Diversity, equity and inclusion (DE&I) could be the ticket to thriving in 2023 despite an exceedingly volatile economy, DE&I experts say. Companies that invest in DE&I and cater to the evolving needs of their workforce could increase their chances of success this year. Here are some DE&I thought leaders' prognostications for the coming months.
Continued Layoffs Will Disproportionately Impact Women, Minorities
Shelley Zalis, founder and CEO of equality services company The Female Quotient in Los Angeles, predicted that layoffs will continue as the economy remains unsettled in 2023. However, some groups could lose their jobs at higher rates than others.
"Women and minorities may be disproportionately affected as cuts are made," Zalis said.
Layoffs, particularly in the tech industry, have deteriorated DE&I efforts, with many employees of color losing their jobs. In March 2020, when the pandemic caused nationwide lockdowns, Black, Asian American and Latino workers lost their jobs at higher rates than white employees.

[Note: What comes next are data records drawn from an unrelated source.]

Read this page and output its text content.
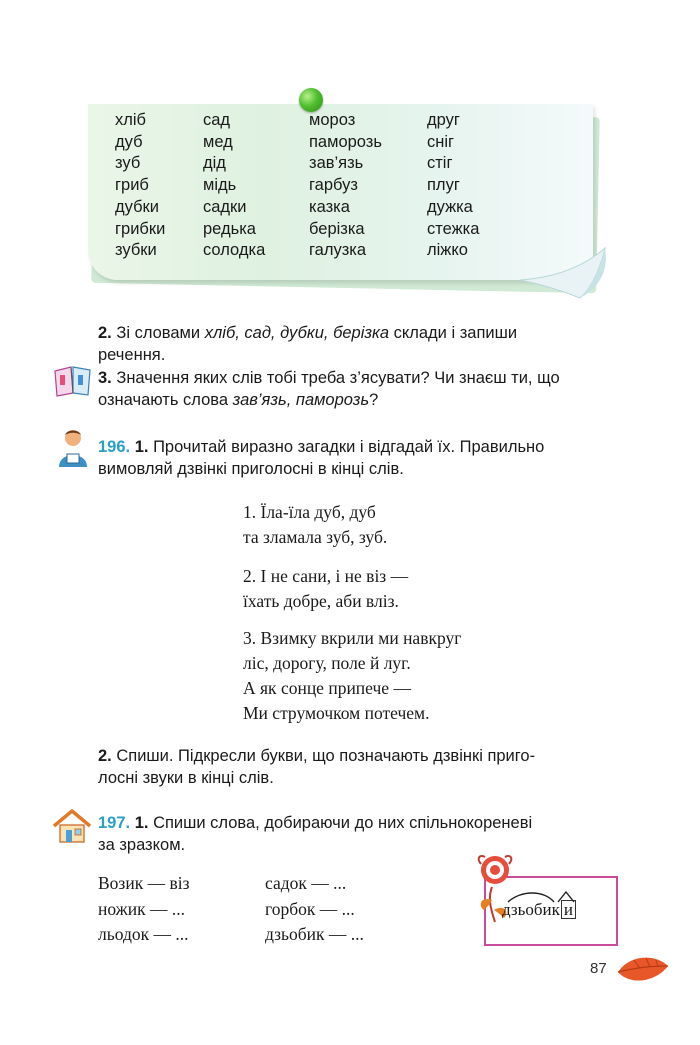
хліб
дуб
зуб
гриб
дубки
грибки
зубки
сад
мед
дід
мідь
садки
редька
солодка
мороз
паморозь
зав’язь
гарбуз
казка
берізка
галузка
друг
сніг
стіг
плуг
дужка
стежка
ліжко
2. Зі словами хліб, сад, дубки, берізка склади і запиши
речення.
3. Значення яких слів тобі треба з’ясувати? Чи знаєш ти, що
означають слова зав’язь, паморозь?
196. 1. Прочитай виразно загадки і відгадай їх. Правильно
вимовляй дзвінкі приголосні в кінці слів.
1. Їла-їла дуб, дуб
та зламала зуб, зуб.
2. І не сани, і не віз —
їхать добре, аби вліз.
3. Взимку вкрили ми навкруг
ліс, дорогу, поле й луг.
А як сонце припече —
Ми струмочком потечем.
2. Спиши. Підкресли букви, що позначають дзвінкі приго-
лосні звуки в кінці слів.
197. 1. Спиши слова, добираючи до них спільнокореневі
за зразком.
Возик — віз
ножик — ...
льодок — ...
садок — ...
горбок — ...
дзьобик — ...
дзьобик и
87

Zalis believes that gender and racial bias could be a factor in job security.
"While bias in the workplace is part of a greater systemic issue, identifying the source of such bias in your organization is key to creating lasting change," she said.
Flexibility Will Be the 'Name of the Game'
Zalis explained that companies will need to be more flexible in 2023.
She said that the flexible, hybrid model of mixing in-person and remote work could be beneficial for both companies and workers. Working from home can increase hours worked, which may be good for productivity but could also increase feelings of burnout. Allowing employees to spend some time in the office could help regulate that overwork.
However, removing the remote work option entirely can be detrimental for many underrepresented groups, particularly workers with disabilities.
"Mark my words: Flexibility is the name of the game in 2023," Zalis said.
Josh Saterman, CEO and co-founder of consultation company Saterman Connect in New York City, foresees more employers implementing in-office mandates despite many workers becoming accustomed to having remote options. Taking that flexibility away could create tension.
"Think about what your employees need to balance, who needs to be remote, hybrid or in-office," he said. "Stipends for use to support gym membership, healthy eating or foods, commutes, and at-home office supplies are ways organizations can provide value-added benefits. Whatever their decision, this empowerment speaks to inclusion and meeting employees' needs."
Working Parents Will Be Heard
Sheri Atwood is the founder and CEO of SupportPay, a co-parenting solution service that helps clients manage child support payments, expenses, custody and communication. She predicts that employers will expand their benefits packages to better support single, divorced or recently separated parents.
"Organizations are now beginning to recognize the huge gap in benefits for this group of employees," Atwood said. "They are realizing that they need to provide holistic benefits that meet the needs of different family structures. As a result, companies will be providing more comprehensive benefits packages that support single, divorced or separated working parents to ensure their unique needs are met. "
She explained that this group of workers often oversee caregiving responsibilities of children and older family members, which can lead to financial pressures such as managing health care, living expenses and educational costs.
Adding paid family leave, paid adoption leave and fertility treatment coverage to benefits packages can help these workers.
"To help ease some of this burden, I foresee more employers offering specific benefits for single-parent employees that go beyond the typical health benefits," she said.
Companies Will Improve DE&I Reporting Practices
In 2023, many employers will focus on cultivating current talent and empowering employees from all backgrounds, according to Kate Parente, chief people officer for software company Pega in Boston.
"With an inward focus on developing talent with limited resources to work with, we'll likely see even more of an emphasis on DE&I in the workplace that goes beyond compliance and short-term fixes and instead focuses on belonging initiatives that drive meaningful behavioral change and address barriers to an inclusive, equitable culture and experience."
Yrthya Dinzey-Flores, vice president of DE&I and social impact and sustainability for the software company Justworks in New York City, expects workers to pay attention to whether companies are virtue signaling or making real change related to DE&I.
"The metrics companies use and benchmarks by which they measure their progress need serious consideration [for change]," she added. "As interest in results increases, I expect companies committed to their DE&I efforts to rise to the challenge of improving their reporting practices."
Research shows that diversity plays a key role in innovation, creativity and a positive bottom line while also inspiring more effective solutions to complex problems. For every diverse voice included, the solutions will be that much more impactful, Zalis said.
"Bottom line: We must create work environments that support everyone—especially minorities, women, mothers and caregivers," she added. "Only then will businesses successfully retain the talent they previously struggled to keep."